The Partnership’s gross margin from continuing operations for the fourth quarter of 2009 increased to $80.6 million from $65.2 million in the fourth quarter of 2008. This improvement was related to higher margins from the Partnership’s gathering and transmission business and increases in the natural gas processing business as a result of a more favorable natural gas liquids (NGL) market in the 2009 period. Gross margin from the south Louisiana processing and NGL business increased by $10.7 million, as a result of improvements in the NGL marketing business and increased plant inlet volumes. Gross margin from LIG gathering, transmission and processing increased by $7.9 million due to higher margins and a more favorable NGL market. Gross margin derived from north Texas operations declined $7.1 million compared with the fourth-quarter 2008. The decrease was primarily related to a $3.7 million charge associated with a final arbitration decision in a producer lawsuit and declines in throughput. Fourth-quarter 2009 north Texas volumes declined from the third quarter of 2009 mainly due to the renegotiation of a key producer contact, which reduced gathering volumes and increased transmission volumes.
Fourth-quarter 2009 operating expenses declined $6.4 million, or 20 percent, compared with the fourth quarter of 2008, as a result of the Partnership’s continued focus on expense reduction. Fourth-quarter 2009 general and administrative expense was $16.2 million, including a one-time charge of $1.0 million for severance expenses related to asset sales, a decline of $4.7 million versus the same period a year ago. Depreciation and amortization expense of $29.2 million in the fourth quarter of 2009 rose slightly over the fourth quarter of 2008 amount of $28.3 million. Interest expense declined to $28.0 million in the fourth quarter of 2009 from $41.0 million in the fourth quarter of 2008, primarily the result of the debt paydown associated with asset sales during the year.

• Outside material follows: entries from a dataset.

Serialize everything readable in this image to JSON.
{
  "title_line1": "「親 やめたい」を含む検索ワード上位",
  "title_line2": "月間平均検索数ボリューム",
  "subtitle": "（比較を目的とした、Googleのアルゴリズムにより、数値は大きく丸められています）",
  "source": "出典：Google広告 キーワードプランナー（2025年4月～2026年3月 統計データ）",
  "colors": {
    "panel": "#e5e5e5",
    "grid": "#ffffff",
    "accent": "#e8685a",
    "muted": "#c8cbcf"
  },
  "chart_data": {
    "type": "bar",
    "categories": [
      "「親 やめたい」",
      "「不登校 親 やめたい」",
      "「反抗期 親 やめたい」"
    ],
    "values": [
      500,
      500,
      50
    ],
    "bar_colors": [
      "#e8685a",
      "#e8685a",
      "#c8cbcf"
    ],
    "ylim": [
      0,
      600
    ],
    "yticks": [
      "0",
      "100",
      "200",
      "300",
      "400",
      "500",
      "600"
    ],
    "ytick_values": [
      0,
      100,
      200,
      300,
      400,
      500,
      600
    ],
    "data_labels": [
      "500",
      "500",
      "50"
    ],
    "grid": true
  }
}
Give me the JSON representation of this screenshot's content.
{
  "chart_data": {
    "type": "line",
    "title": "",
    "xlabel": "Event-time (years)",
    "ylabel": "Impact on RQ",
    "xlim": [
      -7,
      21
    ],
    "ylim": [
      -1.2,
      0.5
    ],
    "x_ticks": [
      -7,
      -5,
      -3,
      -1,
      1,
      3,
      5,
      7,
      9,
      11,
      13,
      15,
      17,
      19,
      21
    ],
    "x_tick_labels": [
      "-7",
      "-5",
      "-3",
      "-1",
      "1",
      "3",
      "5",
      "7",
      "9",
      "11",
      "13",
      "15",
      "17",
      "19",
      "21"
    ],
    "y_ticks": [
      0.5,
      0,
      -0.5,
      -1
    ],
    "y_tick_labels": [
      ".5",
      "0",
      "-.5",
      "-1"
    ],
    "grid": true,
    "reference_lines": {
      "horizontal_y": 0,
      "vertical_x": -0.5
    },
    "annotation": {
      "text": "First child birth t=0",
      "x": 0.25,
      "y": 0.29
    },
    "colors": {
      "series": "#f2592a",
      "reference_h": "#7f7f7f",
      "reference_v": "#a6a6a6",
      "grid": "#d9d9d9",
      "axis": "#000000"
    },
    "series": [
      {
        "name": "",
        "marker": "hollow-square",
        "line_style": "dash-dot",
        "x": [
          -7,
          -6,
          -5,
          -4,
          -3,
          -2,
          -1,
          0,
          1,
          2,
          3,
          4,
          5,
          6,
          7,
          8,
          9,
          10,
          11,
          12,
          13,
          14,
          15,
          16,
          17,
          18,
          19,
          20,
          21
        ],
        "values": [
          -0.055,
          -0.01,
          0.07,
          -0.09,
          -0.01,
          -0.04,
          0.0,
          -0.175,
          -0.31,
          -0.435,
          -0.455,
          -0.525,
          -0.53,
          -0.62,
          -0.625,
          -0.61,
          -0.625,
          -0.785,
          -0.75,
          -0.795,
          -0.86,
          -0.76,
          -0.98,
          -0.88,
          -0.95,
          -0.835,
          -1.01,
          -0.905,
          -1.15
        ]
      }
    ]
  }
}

The net income per limited partner common unit in the fourth quarter of 2009 was $1.09 basic and $1.07 diluted compared with a net loss per limited partner common unit of $0.18 basic and diluted in the fourth quarter of 2008.
Full-Year 2009 – Crosstex Energy, L.P. Financial Results The Partnership realized adjusted cash flow of $203.8 million in 2009 compared with $245.1 million in 2008. The reduction in realized adjusted cash flow is mainly due to the sale of assets during 2009. The Partnership reported net income of $104.5 million in 2009, compared with $11.1 million in 2008. Results for 2009 included a $183.7 million gain on the sale of Partnership assets compared with a gain of $49.8 million recorded in 2008. The Partnership’s net income in 2009 also included a loss from discontinued operations related to the asset sales of $1.8 million compared to income of $25.0 million in 2008.